Ya sea que se “pidan” o no, desde el momento cuando sabemos que están en el vientre, son parte nuestra. Desde los primeros días de gestación los empezamos a cuidar, a proteger, a pedir a Dios por ellos, y nuestra vida da un giro enorme, ¡enorme! Nuestros sentimientos cambian, nuestro amor se duplica, las preocupaciones nacen con ellos, las luchas de cada día empiezan verdaderamente, y hasta llegamos a comprender y a amar mucho más a nuestros propios padres.
Y el tiempo camina al lado de ellos... nos van recordando nuestra niñez, cosas que pensábamos, decíamos o hacíamos cuando teníamos su edad y, de pronto, al enseñarles o corregirlos, reconocemos los patrones de nuestros padres: la misma reacción, el mismo consejo y hasta la misma llamada de atención.
Diferencias individuales. Luego ellos mismos nos van demostrando que cada hijo es diferente, por lo que debemos luchar por comprenderlos, por dar a cada cual el consejo adecuado en el momento adecuado, reforzar sus habilidades sin pretender convertirlos en lo que nosotros deseamos; y es que, mientras uno se queda dormido con un libro en sus brazos o escuchando las últimas noticias del mundo para estar informado, la otra toma energías para estar en pie con los primeros albores del día, vestida con su uniforme de futbol preferido, sus tacos y la bola. Mientras uno escucha, discute y obedece, la otra tiene su carácter fuerte, prefiere no escuchar y termina haciendo lo que pensó que era mejor.
Gracias a Dios por dejarnos vivir la difícil pero hermosa experiencia de ser madres, de encaminar los hijos lo mejor posible, de enseñarles la diferencia entre lo bueno y lo malo, la importancia de estudiar, transmitirles nuestra religión y el amor a Dios y cada uno de los valores que deben ser parte de sus vidas pues, aunque lo deseemos, no podemos vivir su vida, solucionarles sus propios problemas y construirles su mundo.

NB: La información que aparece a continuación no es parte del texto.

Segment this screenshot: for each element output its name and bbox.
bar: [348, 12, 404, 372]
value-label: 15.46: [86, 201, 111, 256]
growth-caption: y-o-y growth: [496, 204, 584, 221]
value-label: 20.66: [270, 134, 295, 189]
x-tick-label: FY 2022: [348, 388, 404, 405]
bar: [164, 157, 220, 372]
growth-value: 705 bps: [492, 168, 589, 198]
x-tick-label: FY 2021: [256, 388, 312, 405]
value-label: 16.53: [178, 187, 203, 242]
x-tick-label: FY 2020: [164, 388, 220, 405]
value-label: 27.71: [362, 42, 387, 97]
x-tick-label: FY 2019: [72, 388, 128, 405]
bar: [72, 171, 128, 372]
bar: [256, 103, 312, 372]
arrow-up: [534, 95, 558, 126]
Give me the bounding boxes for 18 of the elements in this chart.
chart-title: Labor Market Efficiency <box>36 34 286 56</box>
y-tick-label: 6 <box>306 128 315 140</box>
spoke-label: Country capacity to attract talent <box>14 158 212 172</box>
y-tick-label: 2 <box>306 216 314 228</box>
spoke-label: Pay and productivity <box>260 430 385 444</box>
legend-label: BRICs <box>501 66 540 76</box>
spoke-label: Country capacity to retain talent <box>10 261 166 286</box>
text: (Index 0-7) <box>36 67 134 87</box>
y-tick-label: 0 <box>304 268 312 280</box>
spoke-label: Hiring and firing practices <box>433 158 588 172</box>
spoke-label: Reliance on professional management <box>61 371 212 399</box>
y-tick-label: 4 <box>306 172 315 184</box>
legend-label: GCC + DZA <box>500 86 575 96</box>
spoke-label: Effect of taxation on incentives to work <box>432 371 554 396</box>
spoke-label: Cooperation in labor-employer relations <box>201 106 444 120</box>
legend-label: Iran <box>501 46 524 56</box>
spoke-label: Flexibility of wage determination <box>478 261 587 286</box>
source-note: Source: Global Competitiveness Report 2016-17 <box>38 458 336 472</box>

Lecciones vitales. Nuestra lucha nunca termina y cada etapa de sus vidas lleva consigo alegrías y preocupaciones. Pero siempre debemos tomar las cosas buenas, vivirlas intensamente, compartir todo lo que podamos juntos, saber escuchar, prestar atención a cada cambio en sus vidas, enseñarles a luchar, a defenderse. No debemos poner todo en sus manos como si fuera un regalo, sino enseñarles a obtener lo que quieren con ganas, con entusiasmo, con energía, con esfuerzo, con amor, lucha... y que el mundo no se acaba cuando sufren un fracaso, una caída...
¡Dios mío! Qué tarea tan dura, que gran responsabilidad compartimos las parejas: la lucha por nuestros hijos, por verlos hechos hombres y mujeres de bien. Te pedimos nos ayudes cada día a realizar esta gran labor con nuestro corazón lleno de amor y te damos gracias desde lo más profundo de nuestro ser por tenerlos a ellos, nuestro mayor tesoro, nuestros hijos. Gracias por dejarnos vivir la difícil pero hermosa experiencia de ser madres.